The next time you have a craving for a caramel macchiato at your local Starbucks, keep your phone in your pocket.
Staying safe while using public Wi-Fi has been a growing concern for years. That’s because anyone with the network password could potentially hack into devices that are connected to it and exploit that information. Understanding the ins and outs of public Wi-Fi security is crucial.
For example, in 2017, a Buenos Aires Starbucks unwittingly exposed customers to a serious security breach when a hacker tapped its public Wi-Fi network to mine cryptocurrency. Get to know the dangers of public Wi-Fi and how you can stay safe.
The dangers of public Wi-Fi
Business travelers worry most about accidentally exposing company and personal data to hackers when using public Wi-Fi, according to research conducted by Artemis Strategy Group and published by Carlson Wagonlit Travel. Of the 2,000 professionals polled by the global travel management business, 65% reported feeling unconfident about security on public wireless networks.
Their fears are well-founded. “A hacker may have compromised a router that looks for certain strings, such as if a connection is initiated with a bank,” network security expert David Iacoponi said.
This type of attack, called a “man in the middle” hack, occurs when a hacker installs “listening” software on an operating system. In other words, the user believes he’s logging in securely, but he’s actually connected to a “man”—or a server—that could be recording keystrokes or saving screenshots of sensitive pages.
“It isn’t usually like in the movies, where a bad guy is sitting with a laptop at your local Starbucks,” Iacoponi added. “Instead, hackers purchase programs that exploit security weaknesses and run in the background.”
Here’s what’s vulnerable when you use unencrypted public Wi-Fi:
- Usernames, passwords and account numbers
- Your home address and current location
- Company data, including login information and passwords, files, and emails
- Images and personal files you’ve saved on your phone
- Information stored in device apps for internet of things (IoT)
What kind of public Wi-Fi protection do I need?
Business travelers and internet security experts, long accustomed to jumping through digital hoops to keep company data safe, are especially wary of public Wi-Fi. And though a Verizon study reports a decrease in the number of web-based security breaches, the sheer volume of devices entering circulation means the risk remains high.
That’s why organizations anticipate increasing spending on internet security from $114 billion in 2018 to $124 billion in 2019, an increase of 8.7%, according to Gartner. Businesses and governments continue to explore advanced protections, such as enhanced biometric authentication, to boost security.
But since the average consumer doesn’t have access to this technology, it’s imperative to make accessible practices part of a broader personal internet security strategy.
Use these common sense practices to address public Wi-Fi security risks:
Stay smart about how you connect.
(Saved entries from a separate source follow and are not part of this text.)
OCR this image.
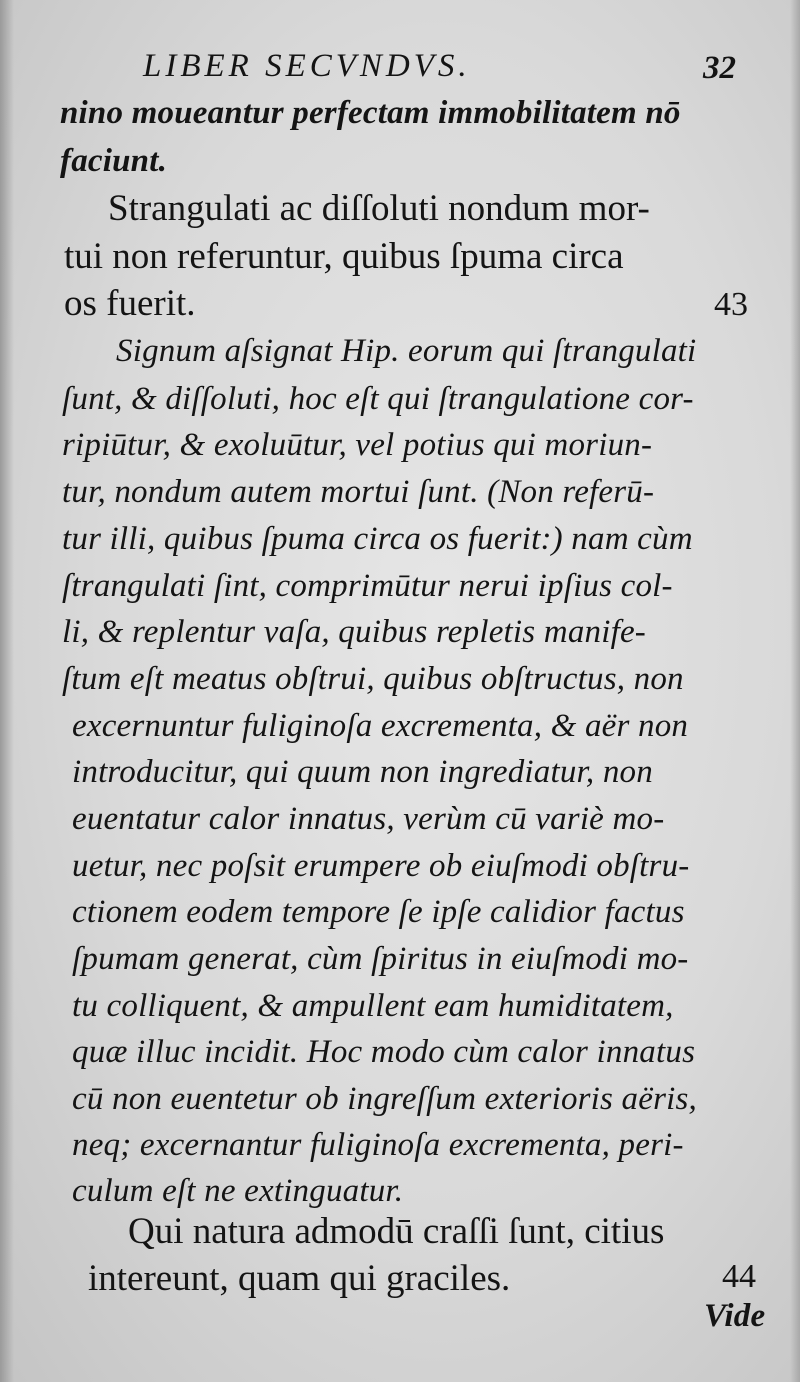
LIBER SECVNDVS.	32
nino moueantur perfectam immobilitatem nō
faciunt.
Strangulati ac diſſoluti nondum mor-
tui non referuntur, quibus ſpuma circa
os fuerit.	43
Signum aſsignat Hip. eorum qui ſtrangulati
ſunt, & diſſoluti, hoc eſt qui ſtrangulatione cor-
ripiūtur, & exoluūtur, vel potius qui moriun-
tur, nondum autem mortui ſunt. (Non referū-
tur illi, quibus ſpuma circa os fuerit:) nam cùm
ſtrangulati ſint, comprimūtur nerui ipſius col-
li, & replentur vaſa, quibus repletis manife-
ſtum eſt meatus obſtrui, quibus obſtructus, non
excernuntur fuliginoſa excrementa, & aër non
introducitur, qui quum non ingrediatur, non
euentatur calor innatus, verùm cū variè mo-
uetur, nec poſsit erumpere ob eiuſmodi obſtru-
ctionem eodem tempore ſe ipſe calidior factus
ſpumam generat, cùm ſpiritus in eiuſmodi mo-
tu colliquent, & ampullent eam humiditatem,
quæ illuc incidit. Hoc modo cùm calor innatus
cū non euentetur ob ingreſſum exterioris aëris,
neq; excernantur fuliginoſa excrementa, peri-
culum eſt ne extinguatur.
Qui natura admodū craſſi ſunt, citius
intereunt, quam qui graciles.	44
Vide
Use your cellular data plan instead of public Wi-Fi. “You’ll always see the cyber guys on their hot spots, but most will trust cellular networks,” Iacoponi said.
If speed is a priority, limit public Wi-Fi access to encrypted connections. Internet providers, such as Optimum, offer secure public connections that customers can access with a login and password.
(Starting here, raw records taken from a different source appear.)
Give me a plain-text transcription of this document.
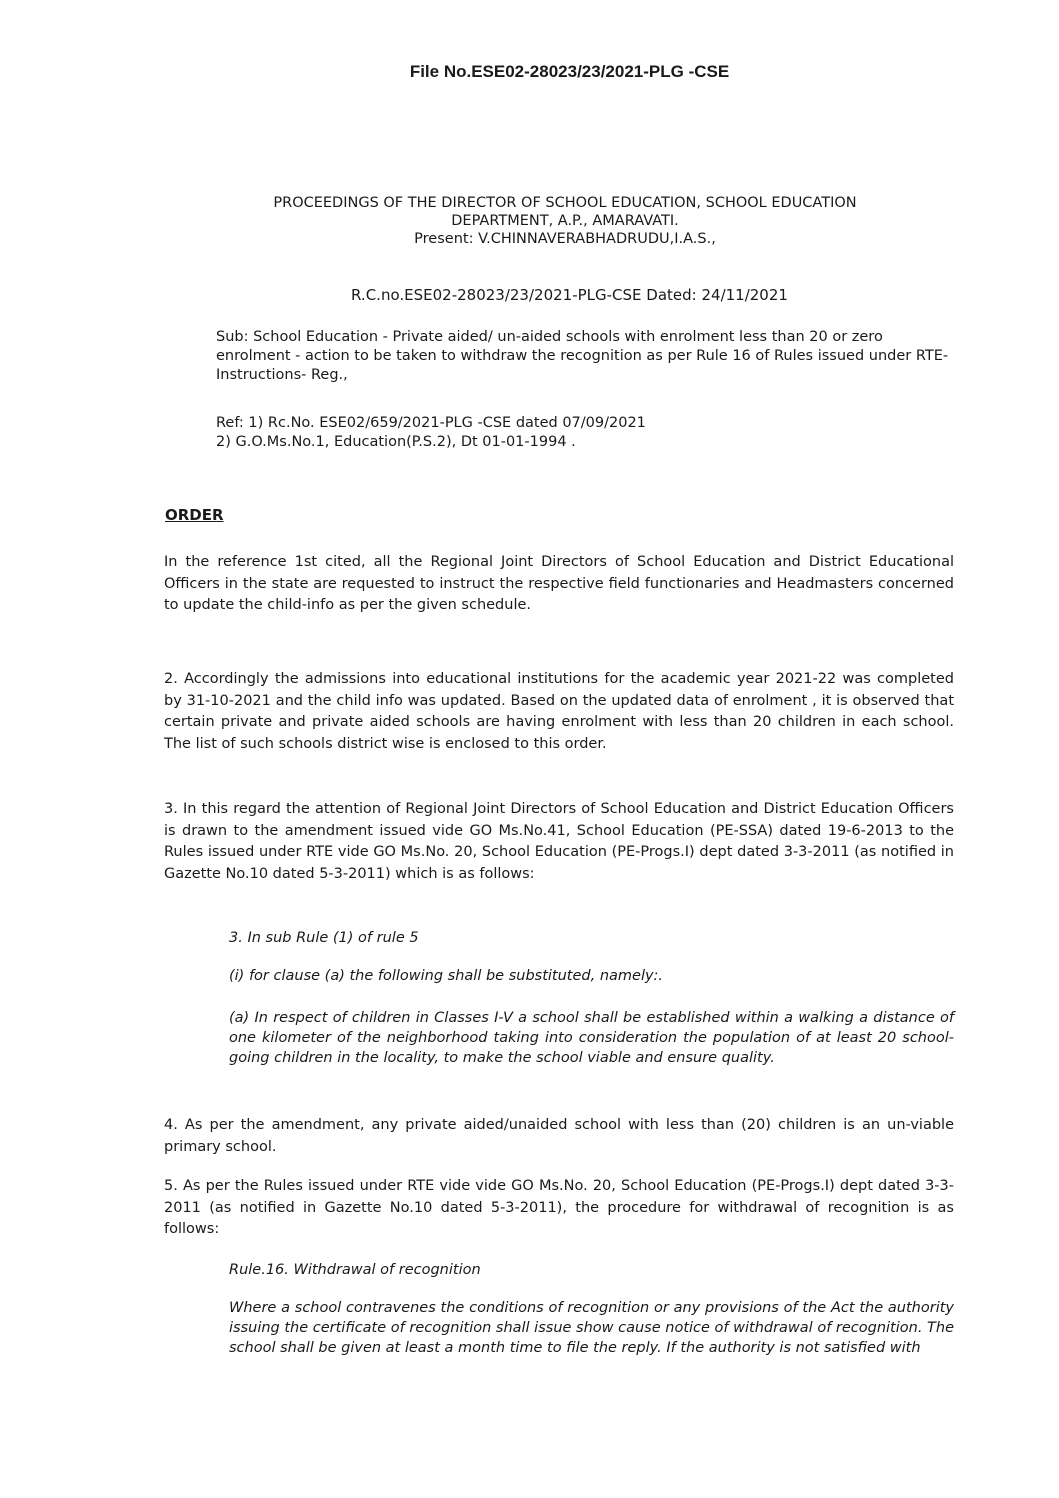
File No.ESE02-28023/23/2021-PLG -CSE
PROCEEDINGS OF THE DIRECTOR OF SCHOOL EDUCATION, SCHOOL EDUCATION
DEPARTMENT, A.P., AMARAVATI.
Present: V.CHINNAVERABHADRUDU,I.A.S.,
R.C.no.ESE02-28023/23/2021-PLG-CSE Dated: 24/11/2021
Sub: School Education - Private aided/ un-aided schools with enrolment less than 20 or zero enrolment - action to be taken to withdraw the recognition as per Rule 16 of Rules issued under RTE- Instructions- Reg.,
Ref: 1) Rc.No. ESE02/659/2021-PLG -CSE dated 07/09/2021
2) G.O.Ms.No.1, Education(P.S.2), Dt 01-01-1994 .
ORDER
In the reference 1st cited, all the Regional Joint Directors of School Education and District Educational Officers in the state are requested to instruct the respective field functionaries and Headmasters concerned to update the child-info as per the given schedule.
2. Accordingly the admissions into educational institutions for the academic year 2021-22 was completed by 31-10-2021 and the child info was updated. Based on the updated data of enrolment , it is observed that certain private and private aided schools are having enrolment with less than 20 children in each school. The list of such schools district wise is enclosed to this order.
3. In this regard the attention of Regional Joint Directors of School Education and District Education Officers is drawn to the amendment issued vide GO Ms.No.41, School Education (PE-SSA) dated 19-6-2013 to the Rules issued under RTE vide GO Ms.No. 20, School Education (PE-Progs.I) dept dated 3-3-2011 (as notified in Gazette No.10 dated 5-3-2011) which is as follows:
3. In sub Rule (1) of rule 5
(i) for clause (a) the following shall be substituted, namely:.
(a) In respect of children in Classes I-V a school shall be established within a walking a distance of one kilometer of the neighborhood taking into consideration the population of at least 20 school-going children in the locality, to make the school viable and ensure quality.
4. As per the amendment, any private aided/unaided school with less than (20) children is an un-viable primary school.
5. As per the Rules issued under RTE vide vide GO Ms.No. 20, School Education (PE-Progs.I) dept dated 3-3-2011 (as notified in Gazette No.10 dated 5-3-2011), the procedure for withdrawal of recognition is as follows:
Rule.16. Withdrawal of recognition
Where a school contravenes the conditions of recognition or any provisions of the Act the authority issuing the certificate of recognition shall issue show cause notice of withdrawal of recognition. The school shall be given at least a month time to file the reply. If the authority is not satisfied with
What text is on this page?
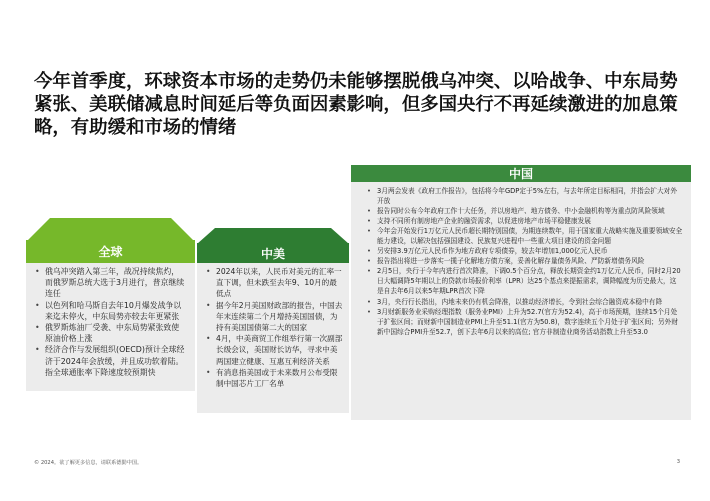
今年首季度，环球资本市场的走势仍未能够摆脱俄乌冲突、以哈战争、中东局势紧张、美联储减息时间延后等负面因素影响，但多国央行不再延续激进的加息策略，有助缓和市场的情绪
全球
• 俄乌冲突踏入第三年，战况持续焦灼，而俄罗斯总统大选于3月进行，普京继续连任
• 以色列和哈马斯自去年10月爆发战争以来迄未停火，中东局势亦较去年更紧张
• 俄罗斯炼油厂受袭、中东局势紧张致使原油价格上涨
• 经济合作与发展组织(OECD)预计全球经济于2024年会放缓，并且成功软着陆。指全球通胀率下降速度较预期快
中美
• 2024年以来，人民币对美元的汇率一直下调，但未跌至去年9、10月的最低点
• 据今年2月美国财政部的报告，中国去年末连续第二个月增持美国国债，为持有美国国债第二大的国家
• 4月，中美商贸工作组举行第一次副部长级会议，美国财长访华，寻求中美两国建立健康、互惠互利经济关系
• 有消息指美国或于未来数月公布受限制中国芯片工厂名单
中国
• 3月两会发表《政府工作报告》，包括将今年GDP定于5%左右，与去年所定目标相同，并指会扩大对外开放
• 报告同时公布今年政府工作十大任务，并以房地产、地方债务、中小金融机构等为重点防风险领域
• 支持不同所有制房地产企业的融资需求，以促进房地产市场平稳健康发展
• 今年会开始发行1万亿元人民币超长期特别国债，为期连续数年，用于国家重大战略实施及重要领域安全能力建设，以解决包括强国建设、民族复兴进程中一些重大项目建设的资金问题
• 另安排3.9万亿元人民币作为地方政府专项债券，较去年增加1,000亿元人民币
• 报告指出将进一步落实一揽子化解地方债方案，妥善化解存量债务风险、严防新增债务风险
• 2月5日，央行于今年内进行首次降准，下调0.5个百分点，释放长期资金约1万亿元人民币，同时2月20日大幅调降5年期以上的贷款市场报价利率（LPR）达25个基点来提振需求，调降幅度为历史最大，这是自去年6月以来5年期LPR首次下降
• 3月，央行行长指出，内地未来仍有机会降准，以推动经济增长，令到社会综合融资成本稳中有降
• 3月财新服务业采购经理指数（服务业PMI）上升为52.7(官方为52.4)，高于市场预期，连续15个月处于扩张区间；而财新中国制造业PMI上升至51.1(官方为50.8)，数字连续五个月处于扩张区间；另外财新中国综合PMI升至52.7，创下去年6月以来的高位; 官方非制造业商务活动指数上升至53.0
© 2024。欲了解更多信息，请联系德勤中国。	3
Invest in a VPN. Virtual private networks encrypt data and are portable. Business travelers have used these for decades, but you can purchase one for personal use, too. A password manager isn’t a bad idea, either.
Use two-factor authentication. If you log in to a website and it asks you to enable two-factor authentication, do it. It’s fast and easy—especially when you’re on your mobile phone. Text, email and answering personal questions are popular 2FA methods.
Back up personal documents at home. You probably don’t need seven years' worth of tax data, old credit reports or your personal medical history saved on your laptop, tablet or phone.
“Encrypt and save them on a thumb drive and store it at home,” Iacoponi advises. Don’t forget to delete them from your mobile devices.
**Avoid logging in to bank accounts and other personal-data-rich websites in public.__ In an emergency, use your cellular network.** **
Scan devices regularly for malware. The newest antivirus protection extends to your mobile devices, too. Scan your computer, tablet and phone for malware.
Verify that your devices prompt you for permission before accessing public Wi-Fi. Don’t automatically connect to available Wi-Fi networks. Your device should prompt you for permission to connect.
Install security patches and software updates as soon as they’re released. It only takes a few minutes, and you’ll protect your data from security weaknesses.
You might also consider running a people search on yourself, as it may reveal personal information floating around the web that you’d forgotten about.
Is Public Wi-Fi Safe?
So, should you avoid using public Wi-Fi altogether? Not necessarily, according to Consumer Reports. Encrypted connections are much more common.
“It’s standard on just about every major website, including Amazon, Google and Wikipedia,” the nonprofit consumer watchdog reports.
Consumer Reports recommends looking for the padlock icon that appears in the browser’s URL bar when surfing the web. And if you’re accessing data using an app, use your cellular network, just to stay safe.